Plasma proteins and the risk of inflammatory bowel diseases: A two-sample Mendelian randomization study.
Zheng Jiao, Ge-Ge Li, Ling-Shuo Bai, Jian-Zeng Guo, Li-Jian Pang
Abstract
Open AccessDysregulated plasma proteins are therapeutic targets for inflammatory bowel disease (IBD), which is a major global health burden. There is limited causal evidence for these associations. Mendelian randomization (MR) was applied to assess the genetic links between plasma proteins and IBD risk. Genetic instruments for 3282 plasma protein phenotypes were derived from genome-wide association studies (GWAS).
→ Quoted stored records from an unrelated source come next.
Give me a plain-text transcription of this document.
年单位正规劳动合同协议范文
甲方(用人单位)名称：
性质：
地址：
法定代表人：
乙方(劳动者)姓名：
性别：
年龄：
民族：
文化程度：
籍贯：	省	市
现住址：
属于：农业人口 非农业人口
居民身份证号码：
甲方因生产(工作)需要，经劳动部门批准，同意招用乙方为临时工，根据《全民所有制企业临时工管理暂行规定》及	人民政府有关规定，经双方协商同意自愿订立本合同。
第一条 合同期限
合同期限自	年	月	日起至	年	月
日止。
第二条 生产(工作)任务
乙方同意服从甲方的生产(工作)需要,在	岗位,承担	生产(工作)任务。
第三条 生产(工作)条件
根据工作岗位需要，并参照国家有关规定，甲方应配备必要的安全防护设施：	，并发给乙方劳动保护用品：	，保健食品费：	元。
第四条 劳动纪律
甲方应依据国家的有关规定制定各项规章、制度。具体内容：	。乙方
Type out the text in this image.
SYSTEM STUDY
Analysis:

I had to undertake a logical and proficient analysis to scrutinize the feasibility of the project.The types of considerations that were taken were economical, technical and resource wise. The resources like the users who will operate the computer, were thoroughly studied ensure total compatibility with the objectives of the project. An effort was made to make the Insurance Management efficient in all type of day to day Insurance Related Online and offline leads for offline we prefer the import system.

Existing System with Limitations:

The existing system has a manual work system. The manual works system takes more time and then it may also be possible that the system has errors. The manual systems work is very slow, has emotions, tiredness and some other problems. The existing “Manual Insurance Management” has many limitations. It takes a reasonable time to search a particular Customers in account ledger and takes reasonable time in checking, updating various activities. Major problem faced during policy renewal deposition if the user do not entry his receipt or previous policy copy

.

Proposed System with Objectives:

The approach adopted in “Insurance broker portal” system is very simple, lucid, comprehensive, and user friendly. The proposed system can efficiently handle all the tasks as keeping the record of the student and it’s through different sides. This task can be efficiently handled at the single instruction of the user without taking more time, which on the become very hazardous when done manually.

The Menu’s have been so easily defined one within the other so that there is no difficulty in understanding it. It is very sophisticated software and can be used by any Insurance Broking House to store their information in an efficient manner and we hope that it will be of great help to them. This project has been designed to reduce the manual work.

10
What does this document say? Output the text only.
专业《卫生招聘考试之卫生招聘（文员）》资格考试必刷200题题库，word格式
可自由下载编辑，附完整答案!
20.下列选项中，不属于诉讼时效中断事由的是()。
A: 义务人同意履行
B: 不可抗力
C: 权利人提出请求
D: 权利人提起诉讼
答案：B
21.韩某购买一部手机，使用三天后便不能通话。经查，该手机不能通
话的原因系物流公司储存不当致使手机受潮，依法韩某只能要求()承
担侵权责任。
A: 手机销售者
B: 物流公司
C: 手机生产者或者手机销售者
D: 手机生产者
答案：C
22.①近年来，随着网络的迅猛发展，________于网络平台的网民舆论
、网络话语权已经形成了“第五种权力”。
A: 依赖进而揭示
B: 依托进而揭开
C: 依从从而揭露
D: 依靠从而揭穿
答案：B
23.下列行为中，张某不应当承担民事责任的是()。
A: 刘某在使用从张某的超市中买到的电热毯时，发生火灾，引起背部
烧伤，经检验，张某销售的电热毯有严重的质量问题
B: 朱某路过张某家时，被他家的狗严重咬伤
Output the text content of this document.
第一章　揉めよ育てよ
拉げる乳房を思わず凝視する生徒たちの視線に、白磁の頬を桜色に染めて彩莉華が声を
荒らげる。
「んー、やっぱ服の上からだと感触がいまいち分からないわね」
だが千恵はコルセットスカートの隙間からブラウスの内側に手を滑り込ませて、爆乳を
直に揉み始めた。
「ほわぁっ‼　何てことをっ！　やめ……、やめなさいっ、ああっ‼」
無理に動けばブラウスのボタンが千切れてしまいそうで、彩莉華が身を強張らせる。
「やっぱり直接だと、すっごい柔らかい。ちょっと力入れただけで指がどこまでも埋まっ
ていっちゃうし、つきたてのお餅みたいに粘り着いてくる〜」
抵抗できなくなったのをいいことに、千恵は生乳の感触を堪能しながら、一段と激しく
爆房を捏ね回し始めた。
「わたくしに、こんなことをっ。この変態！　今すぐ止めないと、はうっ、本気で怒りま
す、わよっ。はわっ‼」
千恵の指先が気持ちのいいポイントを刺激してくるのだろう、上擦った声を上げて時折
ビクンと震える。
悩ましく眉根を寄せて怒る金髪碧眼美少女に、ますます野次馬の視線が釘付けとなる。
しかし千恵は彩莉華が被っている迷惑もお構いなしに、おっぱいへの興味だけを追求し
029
Summary statistics from IBD GWAS (overall, Crohn disease [CD] and ulcerative colitis [UC]) were analyzed via inverse-variance weighted (IVW) regression, estimating odds ratios (OR) and 95% confidence intervals (CI). Four proteins showed associations with overall IBD risk: erythrocyte band 7 integral membrane protein (OR = 0.84, 95% CI = 0.77-0.90), Interleukin-1 receptor-like 1 (IL1RL1; OR = 1.07, 1.04-1.10), Interleukin-18 receptor 1 (IL18R1; OR = 1.08, 1.04-1.12), and alcohol dehydrogenase 1 B (ADH1B; OR = 0.85, 0.79-0.91). Subtype analyses revealed CD-specific associations with erythrocyte band 7 (OR = 0.82, 0.76-0.90) and IL1RL1 (OR = 1.10, 1.05-1.14), while UC risk correlated with ADH1B (OR = 0.85, 0.78-0.91) and high-affinity immunoglobulin gamma Fc receptor I (FCGR1A; OR = 0.82, 0.75-0.90). This MR study identified causal associations between specific plasma proteins (erythrocyte band 7, IL1RL1, IL18R1, ADH1B, and FCGR1A) and IBD pathogenesis, with distinct molecular profiles for CD and UC. These findings implicate dysregulated innate immunity and metabolic pathways, offering mechanistic insights into therapeutic development. Further validation of protein-mediated mechanisms is warranted.